34. The judgment does not state that the payment was to be made to individual employees. The claim having been filed by the Claimant, it has a right to execute the same. None of the individual employees was a party and none of them can therefore individually move the Court for payment.
35. I find that the Claimant/Applicant, is the proper entity to move the Court for purposes of execution having been the Claimant and therefore the decree holder.
36. The Respondent avers that there was a split of the Respondent into Nyakiri Coffee Farmers’ Co-operative Society and Gititu Coffee Growers Co-operative Society through Memorandum of Understanding (MoU). The MoU annexed to the replying affidavit of David Njau Kinyanjui as annexure “DNK1” does not have a date and it is not possible to tell when it was signed or what period it covers, whether it is before or after the judgment. Further, the Claimant was not party to the same.
37. Thirdly, the judgment does not make any reference to the MoU.
38. The MoU is therefore an internal document of the Respondent that is only binding on the parties thereto. It cannot be used as a defence in the application herein. The only party against whom the decree herein can be executed is the Respondent in the claim against whom judgment was entered.

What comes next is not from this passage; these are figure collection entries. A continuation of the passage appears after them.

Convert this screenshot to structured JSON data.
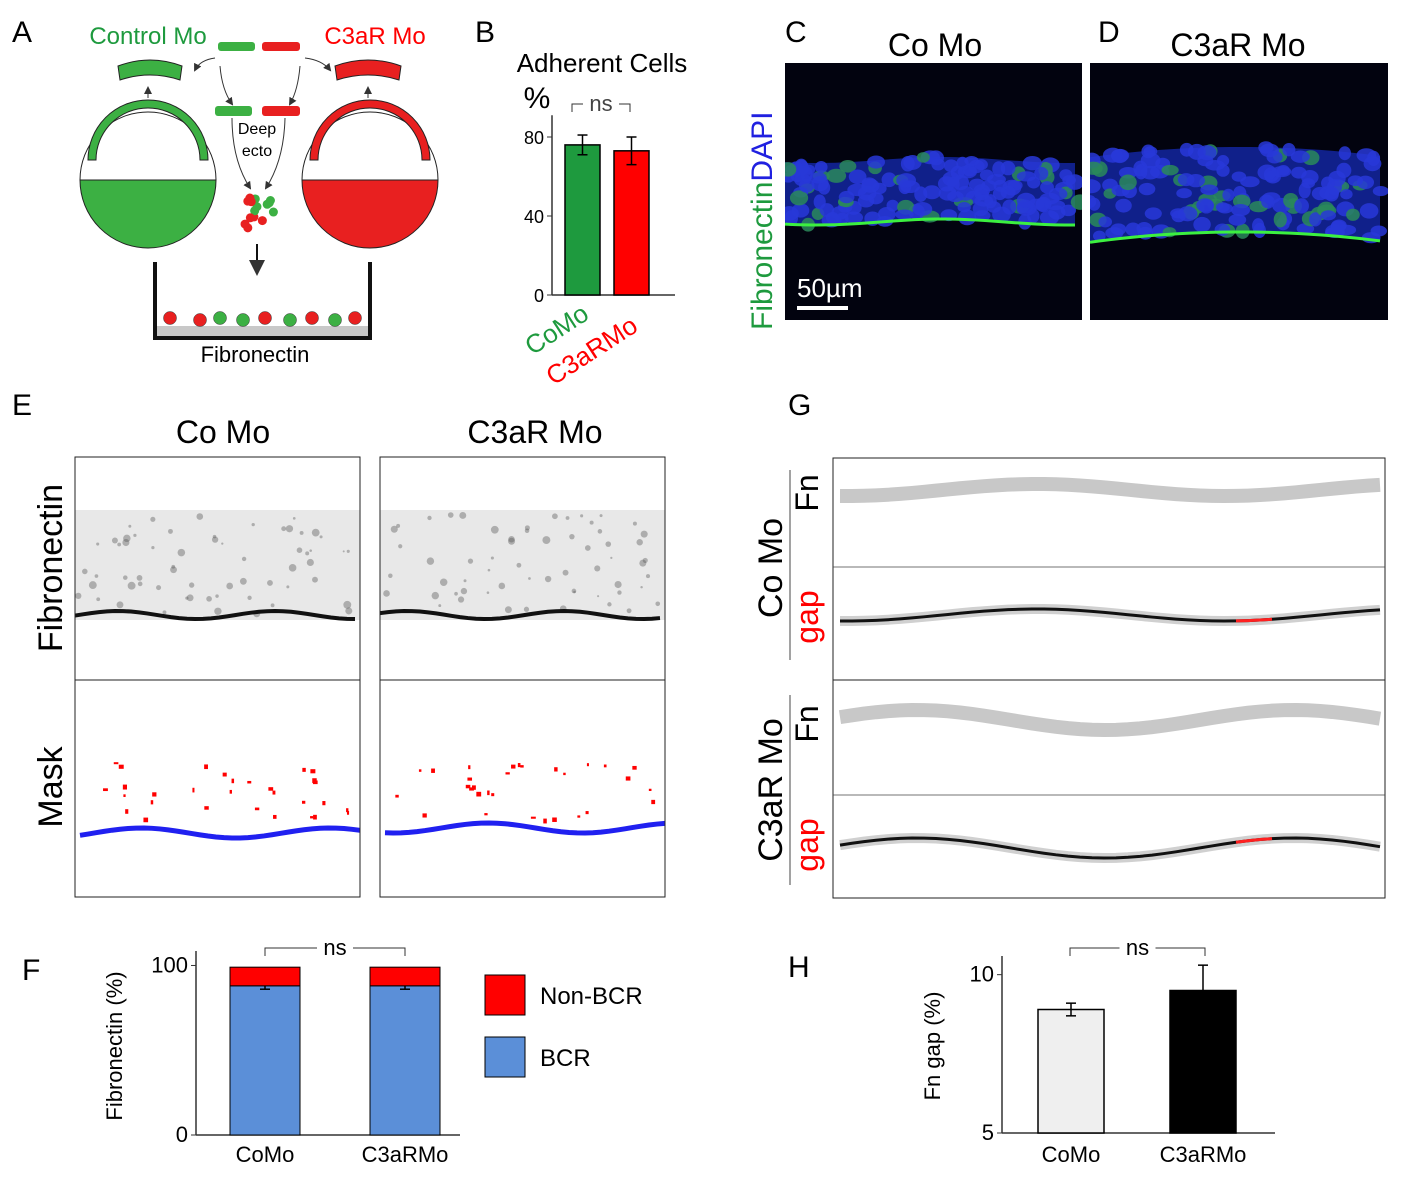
{
  "panel_letters": [
    "A",
    "B",
    "C",
    "D",
    "E",
    "F",
    "G",
    "H"
  ],
  "diagram_a": {
    "left_label": "Control Mo",
    "right_label": "C3aR Mo",
    "center_label": [
      "Deep",
      "ecto"
    ],
    "bottom_label": "Fibronectin"
  },
  "micrographs_cd": {
    "titles": [
      "Co Mo",
      "C3aR Mo"
    ],
    "stain": [
      "Fibronectin",
      "DAPI"
    ],
    "scale_bar": "50µm"
  },
  "panel_e": {
    "columns": [
      "Co Mo",
      "C3aR Mo"
    ],
    "rows": [
      "Fibronectin",
      "Mask"
    ]
  },
  "panel_g": {
    "rows": [
      "Co Mo",
      "C3aR Mo"
    ],
    "tracks": [
      "Fn",
      "gap"
    ]
  },
  "chart_data": [
    {
      "type": "bar",
      "title": "Adherent Cells",
      "ylabel": "%",
      "categories": [
        "CoMo",
        "C3aRMo"
      ],
      "values": [
        76,
        73
      ],
      "errors": [
        5,
        7
      ],
      "colors": [
        "#1e9a3e",
        "#ff0000"
      ],
      "ylim": [
        0,
        88
      ],
      "yticks": [
        0,
        40,
        80
      ],
      "annotation": "ns"
    },
    {
      "type": "stacked_bar",
      "ylabel": "Fibronectin (%)",
      "categories": [
        "CoMo",
        "C3aRMo"
      ],
      "series": [
        {
          "name": "BCR",
          "color": "#5b8fd8",
          "values": [
            88,
            88
          ],
          "errors": [
            2,
            2
          ]
        },
        {
          "name": "Non-BCR",
          "color": "#ff0000",
          "values": [
            11,
            11
          ]
        }
      ],
      "ylim": [
        0,
        105
      ],
      "yticks": [
        0,
        100
      ],
      "annotation": "ns"
    },
    {
      "type": "bar",
      "ylabel": "Fn gap (%)",
      "categories": [
        "CoMo",
        "C3aRMo"
      ],
      "values": [
        8.9,
        9.5
      ],
      "errors": [
        0.2,
        0.8
      ],
      "colors": [
        "#efefef",
        "#000000"
      ],
      "ylim": [
        5,
        10.4
      ],
      "yticks": [
        5,
        10
      ],
      "annotation": "ns"
    }
  ]
}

39. I have also perused the schedules of payments allegedly made by the Respondent and the said Nyakiri Farmers’ Co-operative Society to the redundant employees. The same were never shared with the Claimant herein. The judgment having been in favour of the Claimant, it was incumbent upon the Respondent to share with the Claimant and indeed obtain the Claimant’s approval that it had settled part of the decretal sum. The judgment was clear and explicit on the payment mode.
40. The Respondent has not demonstrated that it has paid the decretal sum as awarded by the Court.
41. No breakdown of payments made to each of the Grievants who were beneficiaries of the Court Award has been given by the Respondent either to the Court or to the Claimant. Indeed, one of the Grievants Joseph Kabera Cimbi has sworn an affidavit dated 24th May 2020 in which he states that the total dues payable to him was Kshs.272,120. 95 out of which he has only been paid Kshs.101,100, leaving a balance of Kshs.171,020. 95. He states that his case is a representation of all the Grievants.
Conclusion
42. From the foregoing, I find that Respondent has not demonstrated that it has settled the decretal sum herein. It is therefore directed to show cause why execution should not issue against it as per notice to show cause dated 6th December 2019.
43. Date for parties to appear before the Deputy Registrar for the notice to show cause will be given at the time of delivery of this ruling.
DATED, SIGNED AND DELIVERED AT NAIROBI ON THIS 6TH DAY OF AUGUST 2021
MAUREEN ONYANGO
JUDGE
ORDER
In view of the declaration of measures restricting court operations due to the COVID-19 pandemic and in light of the directions issued by His Lordship, the Chief Justice on 15th March 2020 and subsequent directions of 21st April 2020 that judgments and rulings shall be delivered through video conferencing or via email. They have waived compliance with Order 21 Rule 1 of the Civil Procedure Rules, which requires that all judgments and rulings be pronounced in open court. In permitting this course, this court had been guided by Article 159(2)(d) of the Constitution which requires the court to eschew undue technicalities in delivering justice, the right of access to justice guaranteed to every person under Article 48 of the Constitution and the provisions of Section 1B of the Civil Procedure Act (Chapter 21 of the Laws of Kenya) which impose on this court the duty of the court, inter alia, to use suitable technology to enhance the overriding objective which is to facilitate just, expeditious, proportionate and affordable resolution of civil disputes.